Yes! This! Exactly! There’s so much that _can be knowable_ with SQL based on the constraints of the _query_ (not just the relational model) that it should be possible to know the characteristics of the data (and in some cases even the performance characteristics) just from type characteristics.


> You can express a foreign key constraint that these tables must link to an employee, but not the other way around. You can’t guarantee in the limited type system of SQL that every employee row has a corresponding employee_X table, and exactly one, not more.

True. (You can in some databases using check constraints, but it is not necessarily simple) The solution is to improve the constraint model to make it much simpler to define such constraints. For example it is trivial (in most databases) to add primary key and foreign key constraints, but more complex constraints are difficult or impossible.

I think the desire for tagged unions are really an XY problem, just like the desire for array types and other composite types. The relation type itself is powerful enough. But the desire for such features show that certain patterns are too complex and un-intuitive to apply in SQL.


>You can express a foreign key constraint that these tables must link to an employee, but not the other way around. You can’t guarantee in the limited type system of SQL that every employee row has a corresponding employee_X table, and exactly one, not more.

in this case instead of an employee table you would have an employee view that’s the union of the separate tables - engines vary dramatically in what sort of constraints they’ll enforce on the view now but the relational model is fine


In most languages where unions are a first class concept, are they not generally warned against?

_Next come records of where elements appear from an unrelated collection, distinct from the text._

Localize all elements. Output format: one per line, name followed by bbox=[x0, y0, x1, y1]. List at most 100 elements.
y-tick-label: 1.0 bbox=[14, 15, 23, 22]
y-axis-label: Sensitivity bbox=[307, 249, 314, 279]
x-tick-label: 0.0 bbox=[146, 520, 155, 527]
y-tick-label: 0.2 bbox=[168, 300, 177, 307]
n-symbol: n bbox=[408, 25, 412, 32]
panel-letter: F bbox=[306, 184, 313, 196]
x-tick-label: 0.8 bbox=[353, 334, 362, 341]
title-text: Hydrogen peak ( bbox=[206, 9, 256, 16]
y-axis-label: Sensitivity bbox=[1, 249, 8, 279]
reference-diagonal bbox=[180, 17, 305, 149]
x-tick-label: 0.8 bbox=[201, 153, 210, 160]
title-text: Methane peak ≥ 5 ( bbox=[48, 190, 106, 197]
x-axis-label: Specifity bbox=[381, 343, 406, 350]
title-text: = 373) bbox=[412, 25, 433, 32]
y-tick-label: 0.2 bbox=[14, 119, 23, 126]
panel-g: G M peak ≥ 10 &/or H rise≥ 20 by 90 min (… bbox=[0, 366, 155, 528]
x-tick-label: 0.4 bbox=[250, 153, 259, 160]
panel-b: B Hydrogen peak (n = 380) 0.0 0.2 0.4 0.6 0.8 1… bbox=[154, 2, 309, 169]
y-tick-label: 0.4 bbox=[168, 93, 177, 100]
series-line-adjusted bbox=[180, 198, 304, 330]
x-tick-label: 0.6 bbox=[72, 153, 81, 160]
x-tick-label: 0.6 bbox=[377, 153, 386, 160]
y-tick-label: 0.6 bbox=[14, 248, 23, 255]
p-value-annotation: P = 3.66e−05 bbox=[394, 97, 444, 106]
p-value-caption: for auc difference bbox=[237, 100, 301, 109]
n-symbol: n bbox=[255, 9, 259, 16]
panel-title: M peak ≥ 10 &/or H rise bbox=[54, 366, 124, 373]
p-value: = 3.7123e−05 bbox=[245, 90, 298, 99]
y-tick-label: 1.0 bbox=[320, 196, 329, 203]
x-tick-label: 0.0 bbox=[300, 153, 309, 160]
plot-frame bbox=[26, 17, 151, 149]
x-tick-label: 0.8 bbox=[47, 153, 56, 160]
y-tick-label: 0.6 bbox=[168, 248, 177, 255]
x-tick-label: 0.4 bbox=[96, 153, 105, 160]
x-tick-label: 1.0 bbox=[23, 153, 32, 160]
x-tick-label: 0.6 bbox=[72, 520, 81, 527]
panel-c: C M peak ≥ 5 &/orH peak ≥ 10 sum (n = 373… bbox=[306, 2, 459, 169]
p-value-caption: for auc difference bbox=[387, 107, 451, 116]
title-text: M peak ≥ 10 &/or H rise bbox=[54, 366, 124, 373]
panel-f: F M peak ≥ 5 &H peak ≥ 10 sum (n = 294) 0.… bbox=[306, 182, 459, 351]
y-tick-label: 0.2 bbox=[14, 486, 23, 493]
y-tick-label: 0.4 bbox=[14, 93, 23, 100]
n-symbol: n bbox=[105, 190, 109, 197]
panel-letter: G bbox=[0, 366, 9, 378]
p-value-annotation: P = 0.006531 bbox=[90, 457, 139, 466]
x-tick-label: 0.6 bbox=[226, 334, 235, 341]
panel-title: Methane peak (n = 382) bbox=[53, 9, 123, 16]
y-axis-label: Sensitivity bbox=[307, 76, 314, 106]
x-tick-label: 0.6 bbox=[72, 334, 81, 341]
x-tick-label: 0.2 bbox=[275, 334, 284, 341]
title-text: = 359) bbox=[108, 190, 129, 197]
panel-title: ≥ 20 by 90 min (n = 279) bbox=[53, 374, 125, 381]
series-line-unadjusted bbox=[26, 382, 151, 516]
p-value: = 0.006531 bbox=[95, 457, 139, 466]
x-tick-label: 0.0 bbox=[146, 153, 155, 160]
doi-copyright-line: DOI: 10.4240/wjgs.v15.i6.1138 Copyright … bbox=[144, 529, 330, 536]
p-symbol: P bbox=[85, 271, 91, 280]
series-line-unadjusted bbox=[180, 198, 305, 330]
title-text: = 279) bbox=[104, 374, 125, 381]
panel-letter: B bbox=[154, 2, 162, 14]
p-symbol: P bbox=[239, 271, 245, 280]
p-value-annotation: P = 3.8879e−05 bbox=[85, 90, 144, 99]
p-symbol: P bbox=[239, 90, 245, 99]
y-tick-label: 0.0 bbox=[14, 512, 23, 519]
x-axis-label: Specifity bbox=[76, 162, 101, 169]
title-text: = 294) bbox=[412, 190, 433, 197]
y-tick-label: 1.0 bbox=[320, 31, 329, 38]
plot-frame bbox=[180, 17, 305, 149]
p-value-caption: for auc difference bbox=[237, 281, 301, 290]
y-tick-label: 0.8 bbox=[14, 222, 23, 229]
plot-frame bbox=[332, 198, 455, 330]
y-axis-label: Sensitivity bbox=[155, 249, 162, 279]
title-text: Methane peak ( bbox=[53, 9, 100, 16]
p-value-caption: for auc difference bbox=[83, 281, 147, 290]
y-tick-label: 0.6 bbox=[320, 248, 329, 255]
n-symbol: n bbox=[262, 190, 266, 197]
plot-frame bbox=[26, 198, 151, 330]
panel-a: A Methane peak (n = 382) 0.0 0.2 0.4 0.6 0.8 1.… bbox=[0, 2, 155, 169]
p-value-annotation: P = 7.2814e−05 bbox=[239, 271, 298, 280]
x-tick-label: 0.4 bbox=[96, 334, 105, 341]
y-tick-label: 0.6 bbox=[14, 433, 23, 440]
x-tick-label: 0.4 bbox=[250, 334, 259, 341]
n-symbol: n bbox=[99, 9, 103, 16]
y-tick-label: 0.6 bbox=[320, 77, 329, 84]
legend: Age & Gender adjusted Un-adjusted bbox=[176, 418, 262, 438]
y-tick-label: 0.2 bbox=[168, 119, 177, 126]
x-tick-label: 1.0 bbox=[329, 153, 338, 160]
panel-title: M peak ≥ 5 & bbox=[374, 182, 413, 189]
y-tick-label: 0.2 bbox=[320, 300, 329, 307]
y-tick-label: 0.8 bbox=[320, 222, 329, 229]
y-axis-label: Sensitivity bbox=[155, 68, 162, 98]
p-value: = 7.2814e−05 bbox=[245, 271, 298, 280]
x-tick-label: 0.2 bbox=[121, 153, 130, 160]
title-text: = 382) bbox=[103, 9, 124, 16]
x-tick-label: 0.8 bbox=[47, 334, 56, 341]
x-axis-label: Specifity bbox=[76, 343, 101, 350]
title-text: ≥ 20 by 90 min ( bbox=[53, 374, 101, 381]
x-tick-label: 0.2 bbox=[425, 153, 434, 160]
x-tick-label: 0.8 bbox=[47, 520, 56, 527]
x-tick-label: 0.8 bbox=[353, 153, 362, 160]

The author uses the term "union", but unfortunately they picked the one wrong term against a long list of correct alternatives: sum type, tagged union, discriminated union, coproduct, disjoint union, variant, algebraic data type, ...

"Union" does not imply disjointness (which is the source of many problems), whereas all those other terms do.

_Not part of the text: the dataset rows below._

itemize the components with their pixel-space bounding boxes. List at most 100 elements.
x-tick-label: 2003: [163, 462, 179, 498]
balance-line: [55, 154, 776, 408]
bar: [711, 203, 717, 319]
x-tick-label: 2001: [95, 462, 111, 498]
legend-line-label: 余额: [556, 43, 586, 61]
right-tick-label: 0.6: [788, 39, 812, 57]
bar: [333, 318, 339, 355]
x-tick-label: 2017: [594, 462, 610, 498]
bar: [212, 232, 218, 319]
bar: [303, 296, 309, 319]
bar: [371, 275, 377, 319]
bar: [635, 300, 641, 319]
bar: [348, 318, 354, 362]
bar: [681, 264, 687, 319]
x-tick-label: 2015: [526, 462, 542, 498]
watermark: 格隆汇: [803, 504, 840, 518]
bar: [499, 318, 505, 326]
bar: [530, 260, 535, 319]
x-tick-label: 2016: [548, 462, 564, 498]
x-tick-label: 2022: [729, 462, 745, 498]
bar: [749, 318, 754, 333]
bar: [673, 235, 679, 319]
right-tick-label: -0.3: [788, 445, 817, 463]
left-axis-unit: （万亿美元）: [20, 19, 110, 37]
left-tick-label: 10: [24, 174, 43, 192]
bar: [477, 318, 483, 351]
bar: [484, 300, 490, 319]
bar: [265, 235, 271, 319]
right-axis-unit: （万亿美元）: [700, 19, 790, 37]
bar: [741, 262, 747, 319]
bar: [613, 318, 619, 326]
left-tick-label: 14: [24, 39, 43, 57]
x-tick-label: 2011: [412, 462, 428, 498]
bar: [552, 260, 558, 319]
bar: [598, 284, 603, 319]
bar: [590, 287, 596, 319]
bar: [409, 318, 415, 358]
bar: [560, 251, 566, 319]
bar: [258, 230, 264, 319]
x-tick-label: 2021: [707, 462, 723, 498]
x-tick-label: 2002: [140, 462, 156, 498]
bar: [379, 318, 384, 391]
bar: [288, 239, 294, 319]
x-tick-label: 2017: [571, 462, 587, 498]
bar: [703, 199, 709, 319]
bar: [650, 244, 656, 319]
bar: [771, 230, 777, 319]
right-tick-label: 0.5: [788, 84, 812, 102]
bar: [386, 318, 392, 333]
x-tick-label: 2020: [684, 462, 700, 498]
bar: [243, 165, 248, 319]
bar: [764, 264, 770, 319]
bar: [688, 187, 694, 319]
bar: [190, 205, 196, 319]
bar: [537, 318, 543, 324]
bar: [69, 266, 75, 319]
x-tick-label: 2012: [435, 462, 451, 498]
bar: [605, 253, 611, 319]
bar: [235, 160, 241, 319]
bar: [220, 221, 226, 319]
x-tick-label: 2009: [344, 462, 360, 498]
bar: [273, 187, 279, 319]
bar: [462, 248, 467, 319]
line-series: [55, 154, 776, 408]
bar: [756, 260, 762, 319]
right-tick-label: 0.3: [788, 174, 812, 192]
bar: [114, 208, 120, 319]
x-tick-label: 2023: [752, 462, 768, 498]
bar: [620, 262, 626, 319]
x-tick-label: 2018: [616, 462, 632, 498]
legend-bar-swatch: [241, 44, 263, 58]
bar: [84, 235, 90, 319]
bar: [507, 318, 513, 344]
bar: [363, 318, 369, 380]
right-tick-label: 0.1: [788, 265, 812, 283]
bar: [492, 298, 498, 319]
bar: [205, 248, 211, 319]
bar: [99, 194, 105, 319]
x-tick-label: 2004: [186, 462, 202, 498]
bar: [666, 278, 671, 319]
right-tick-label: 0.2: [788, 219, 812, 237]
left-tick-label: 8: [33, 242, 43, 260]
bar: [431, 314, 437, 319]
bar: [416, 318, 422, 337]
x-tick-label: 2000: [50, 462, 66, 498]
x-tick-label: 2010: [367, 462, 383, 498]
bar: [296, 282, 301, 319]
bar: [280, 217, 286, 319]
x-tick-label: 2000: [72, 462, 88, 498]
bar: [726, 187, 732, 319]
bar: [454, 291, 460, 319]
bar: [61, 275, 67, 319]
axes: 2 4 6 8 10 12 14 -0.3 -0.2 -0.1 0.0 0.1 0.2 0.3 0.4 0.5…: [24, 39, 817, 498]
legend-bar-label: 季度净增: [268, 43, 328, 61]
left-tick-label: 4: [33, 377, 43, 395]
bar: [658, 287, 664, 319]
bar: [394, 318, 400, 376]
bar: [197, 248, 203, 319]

Correct, I just continued to use the term of OP. Sum types r coproducts are what I mean.


By the "author", I meant the author of the article. I figured you were just being consistent with them.


You’re probably thinking of C/C++ unions, and they do indeed have quite tricky semantics and are difficult to use correctly. What the article and the other commentators are talking about is more properly called a “sum type”, like Rust’s enums, for instance. Those are different things from C unions. In languages with first class support for sum types, they are used everywhere, it’s an incredibly useful concept.


Gotcha, ta. That becomes a tricky problem when we're talking about something that's primarily a storage engine though, right?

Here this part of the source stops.